This section is from the "Investment And Speculation" book, by Louis Guenther. Also see Amazon: Investment And Speculation.
That huge amounts of capital have gone into these projects occasions no surprise, nor is it strange that the public has shown such favor towards public service corporation securities, especially those of the more conservative type. Yet the evolution from one form of motive power to another has brought some strange changes in its train. In New York City, the old lines, already overcapitalized, were compelled, with each change or step forward in economy of operation, to increase their capital burden, with the result that in the end they collapsed, in spite of the fact that in a city like New York, where there is such a density in population, the revenues derived from carrying passengers from one part of the city to another should be exceedingly profitable. By adding obligation upon obligation to their capital, the New York traction financiers made it obligatory on some of the lines to earn profits on as much as $1,000,000 capital per mile and all on nickel fares. Small wonder that the end was bankruptcy and such a tangled state of affairs that a long period passed before the New York surface lines were successfully extricated from their financial embarrassment. Charles T. Yerkes brought about a similar state of affairs in the West Side and North Side lines in Chicago, which required years to readjust, and only after disastrous losses were sustained by thousands of shareholders. Philadelphia is similarly afflicted with an overcapitalized traction system.
Happily, these cases are only the direct results of the desire of the interests in control to fatten their fortunes at the expense of the public and investors. Where there is a normal capitalization and the properties are under the control of honest and conservative management, they have proved for their shareholders a more than satisfactory source of revenue, and the secured obligations, like the bonds, have shown themselves to be among the safest forms of investment.
But in judging this class of investments, there are a number of important factors which should be taken into consideration. First and foremost is the franchise under which the public service corporation operates. Especially is this of importance where the bonds are concerned. The franchise is the keynote of their success in business. We have seen how unfortunately it sometimes turns out for a public service corporation when its franchise expires, as in the case of the traction companies serving the cities of Chicago and Cleveland, and to a less degree in Toledo and Detroit. Public utility corporations unfortunately are in a position to become the shining target for ambitious politicians, who, when they find they cannot win votes by any other propaganda, as a last resort turn upon these corporations in their own community. By making it appear that the corporations are in business to oppress the people, they endeavor to arouse an agitation for public ownership and operation.

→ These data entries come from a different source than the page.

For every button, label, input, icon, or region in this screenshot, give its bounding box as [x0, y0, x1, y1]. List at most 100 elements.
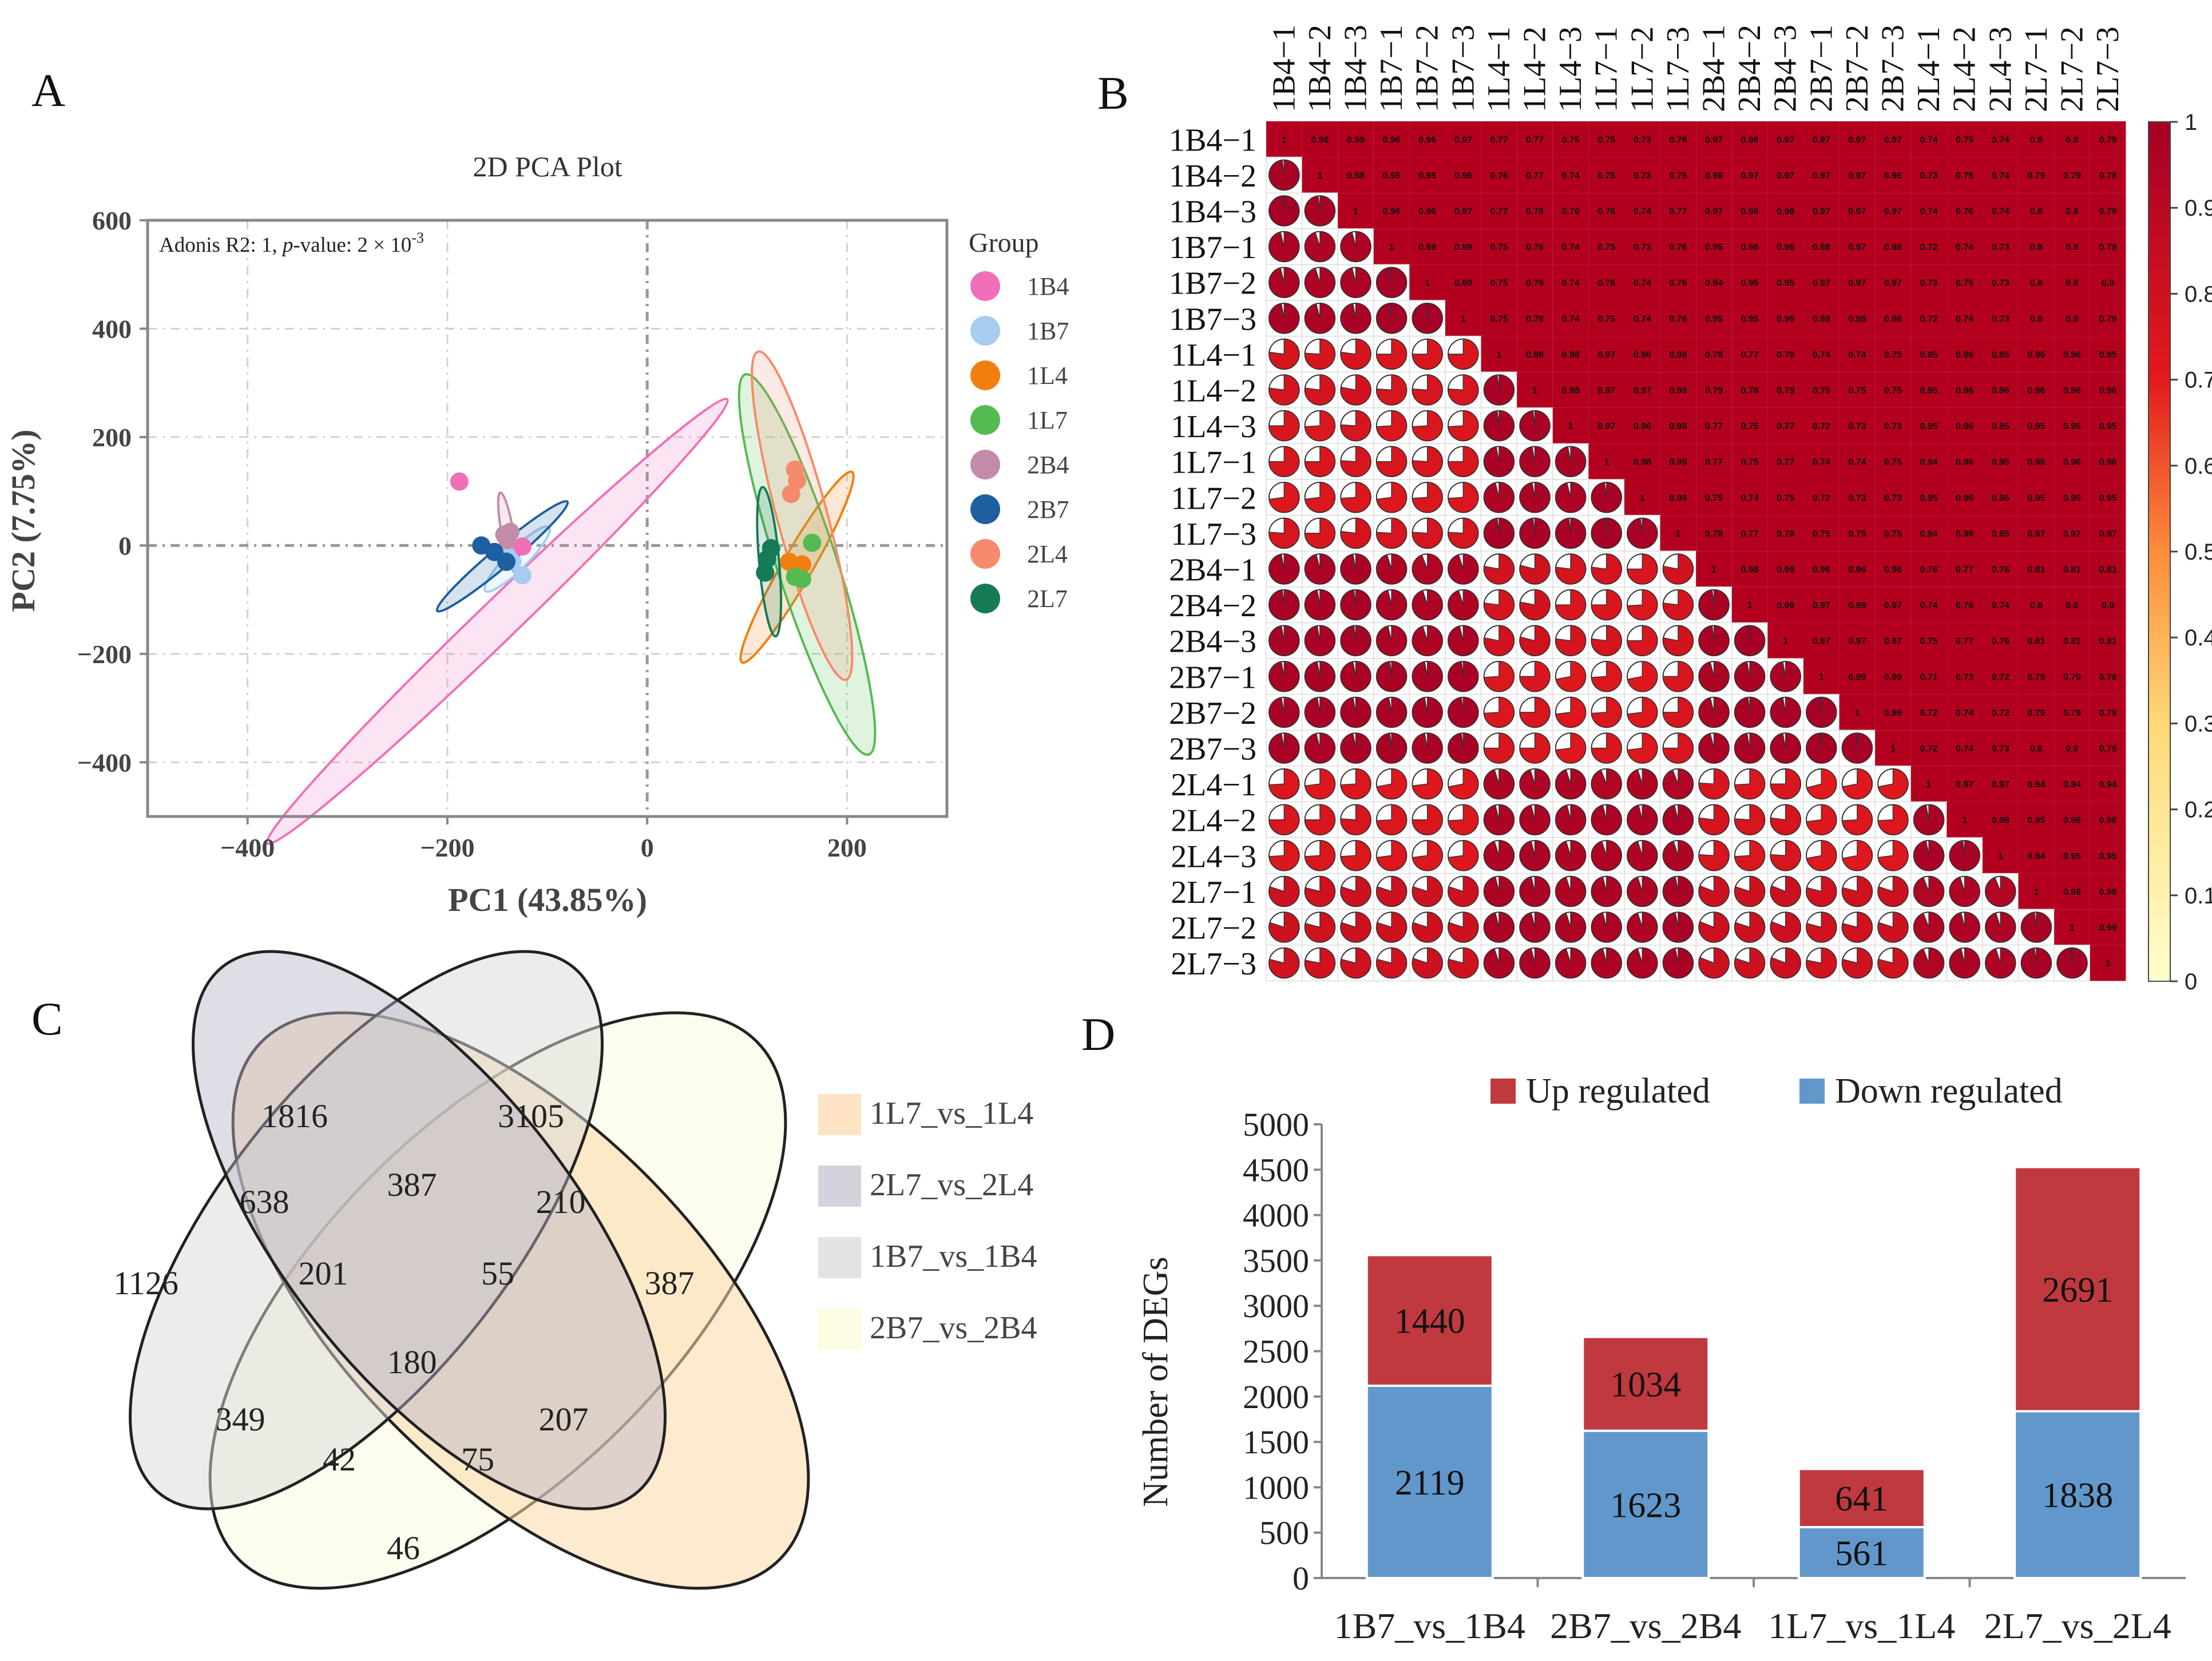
corr-cell — [1731, 515, 1768, 552]
corr-pie — [1340, 338, 1371, 370]
corr-cell — [1624, 372, 1660, 408]
corr-pie — [1340, 267, 1371, 298]
corr-pie — [1268, 267, 1300, 298]
corr-pie — [1376, 768, 1408, 800]
corr-value: 0.97 — [1813, 207, 1830, 217]
corr-pie — [1483, 661, 1515, 692]
corr-value: 0.8 — [2066, 314, 2078, 324]
pca-y-tick-label: 400 — [92, 314, 132, 343]
corr-value: 0.95 — [2027, 422, 2045, 431]
degs-category-label: 2B7_vs_2B4 — [1550, 1605, 1741, 1646]
corr-value: 0.73 — [1884, 493, 1902, 503]
corr-cell — [1875, 659, 1911, 695]
corr-value: 0.97 — [1454, 135, 1472, 145]
corr-pie — [1662, 804, 1694, 835]
pca-legend-title: Group — [969, 228, 1039, 258]
corr-pie — [1841, 948, 1873, 979]
corr-pie — [1412, 303, 1443, 334]
corr-cell — [2018, 730, 2055, 766]
corr-pie — [1555, 840, 1587, 871]
corr-value: 0.98 — [1741, 565, 1759, 575]
corr-cell — [1910, 766, 1947, 802]
corr-pie — [1376, 840, 1408, 871]
corr-value: 0.75 — [1705, 493, 1723, 503]
corr-cell — [1803, 157, 1840, 193]
corr-cell — [1696, 336, 1732, 372]
corr-pie — [1376, 625, 1408, 656]
corr-value: 0.97 — [1597, 422, 1615, 431]
corr-pie — [1376, 911, 1408, 943]
corr-value: 0.97 — [1813, 171, 1830, 181]
corr-pie — [1483, 410, 1515, 442]
pca-point-2B4 — [501, 522, 520, 541]
corr-pie — [1734, 625, 1766, 656]
corr-value: 0.79 — [2027, 672, 2045, 682]
corr-row-label: 2L7−1 — [1171, 875, 1256, 910]
corr-column-label: 2L7−2 — [2055, 26, 2090, 112]
corr-pie — [1519, 840, 1551, 871]
corr-value: 0.96 — [1418, 207, 1436, 217]
corr-value: 0.8 — [2066, 135, 2078, 145]
corr-cell — [2018, 407, 2055, 444]
corr-pie — [1985, 875, 2016, 907]
corr-cell — [1875, 300, 1911, 336]
corr-value: 1 — [1711, 565, 1717, 575]
corr-cell — [1373, 193, 1410, 229]
corr-value: 0.97 — [1813, 135, 1830, 145]
corr-pie — [1268, 410, 1300, 442]
corr-cell — [1839, 623, 1876, 659]
corr-pie — [1627, 875, 1658, 907]
corr-value: 0.74 — [1956, 708, 1973, 718]
corr-value: 0.81 — [2099, 637, 2117, 647]
corr-pie — [1304, 732, 1335, 764]
corr-pie — [1483, 589, 1515, 621]
corr-pie — [1627, 661, 1658, 692]
pca-point-2L4 — [788, 471, 807, 490]
corr-value: 0.96 — [1956, 422, 1973, 431]
corr-cell — [2018, 121, 2055, 157]
corr-cell — [1947, 730, 1983, 766]
pca-legend-marker-1B7 — [970, 316, 1000, 346]
corr-pie — [1268, 374, 1300, 406]
corr-value: 0.98 — [1669, 386, 1687, 396]
corr-cell — [1803, 193, 1840, 229]
pca-x-label: PC1 (43.85%) — [448, 881, 647, 918]
pca-points — [450, 460, 822, 589]
corr-pie — [1412, 911, 1443, 943]
corr-cell — [1983, 336, 2019, 372]
corr-cell — [1696, 372, 1732, 408]
corr-value: 0.8 — [2030, 744, 2043, 754]
corr-pie — [1806, 696, 1837, 728]
corr-value: 0.77 — [1490, 207, 1508, 217]
corr-column-label: 1B7−1 — [1374, 25, 1409, 112]
corr-cell — [1983, 479, 2019, 516]
corr-cell — [1875, 264, 1911, 300]
corr-cell — [1481, 336, 1517, 372]
corr-pie — [1376, 517, 1408, 549]
pca-legend-label: 2B7 — [1027, 495, 1069, 524]
corr-cell — [2090, 766, 2126, 802]
corr-pie — [1304, 911, 1335, 943]
degs-bar-value: 2691 — [2042, 1271, 2113, 1310]
corr-cell — [2054, 264, 2090, 300]
corr-value: 0.78 — [2099, 672, 2117, 682]
pca-legend-marker-2B4 — [970, 450, 1000, 479]
corr-value: 0.95 — [1418, 171, 1436, 181]
corr-cell — [1445, 228, 1481, 265]
corr-pie — [1448, 804, 1479, 835]
corr-value: 0.8 — [2030, 601, 2043, 611]
corr-value: 0.97 — [1884, 637, 1902, 647]
corr-pie — [1662, 589, 1694, 621]
corr-cell — [2018, 479, 2055, 516]
corr-cell — [1947, 121, 1983, 157]
colorbar-tick-label: 0.1 — [2185, 883, 2212, 909]
corr-pie — [1770, 911, 1801, 943]
corr-cell — [1803, 372, 1840, 408]
corr-pie — [1268, 696, 1300, 728]
corr-pie — [1448, 732, 1479, 764]
corr-pie — [1627, 696, 1658, 728]
venn-count: 207 — [539, 1401, 589, 1438]
corr-pie — [1340, 768, 1371, 800]
corr-column-label: 2B4−1 — [1696, 25, 1732, 112]
corr-value: 0.74 — [1634, 279, 1651, 288]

It is a good propaganda to win votes, but in many cities where this scheme has been tried it has proved a flat failure. And a failure it will continue to be until the average politician who feeds at the public crib develops capacity in business. As long as these clashes take place, the length of a company's franchise is an all-important question in properly appraising its securities for investment and speculative purposes.
If the franchise expires after a company's outstanding bonds mature, some authorities contend that it is a safe investment, providing the net earnings indicate a sufficient margin in excess of the fixed interest charges. In this contention they are partly correct, since, whether the corporation redeems its bonds or not, the expiring loan in some manner must be paid. In all cases it is safer to provide a sinking fund for the redemption of bonds issued on limited franchises.
A corporation's management is, in my opinion, of equal importance. If that management follows a policy of catering to public opinion and bends every energy to supply its products to the community at a reasonable charge, after allowing for a fair profit, the probabilities are that the community and the corporation will exist in peace. It has been demonstrated in a number of instances that such wisely managed properties have had public opinion behind them when attacked by designing politicians.
Some public service corporations are very fortunate in owning perpetual franchises. This places them in an unassailable position. They do not face the danger of a possible contest over the renewal of their privileges. The only danger that may confront them is that the community may grant a rival company another franchise, but this does not always turn out to the public's advantage. This is at least true as far as concerns the use of the telephone. When it becomes necessary to use rival telephones to give a satisfactory service, it is very seldom profitable. There is no advantage where there are two charges without obtaining any additional benefit, when one service can do the work equally well. Generally speaking, this advantage affects equally all public service corporations.
There is one development in the recent financing of public service corporations which should not be overlooked - the tendency towards conservatism. In this, those directly concerned in promoting them have shown that they have absorbed a lesson from past experience. They now build their structures on firmer foundations. New bonds issued for improvements are on a more reasonable basis. In many cases it is stipulated that additional bonds shall not be sold above from 75 to 85 per cent of the actual cost of additions and extensions, thus creating from the very beginning a substantial equity above the bonded debt. Where it is possible, the builders of interurban trolley lines, secure private rights of ways to overcome difficulties regarding franchises.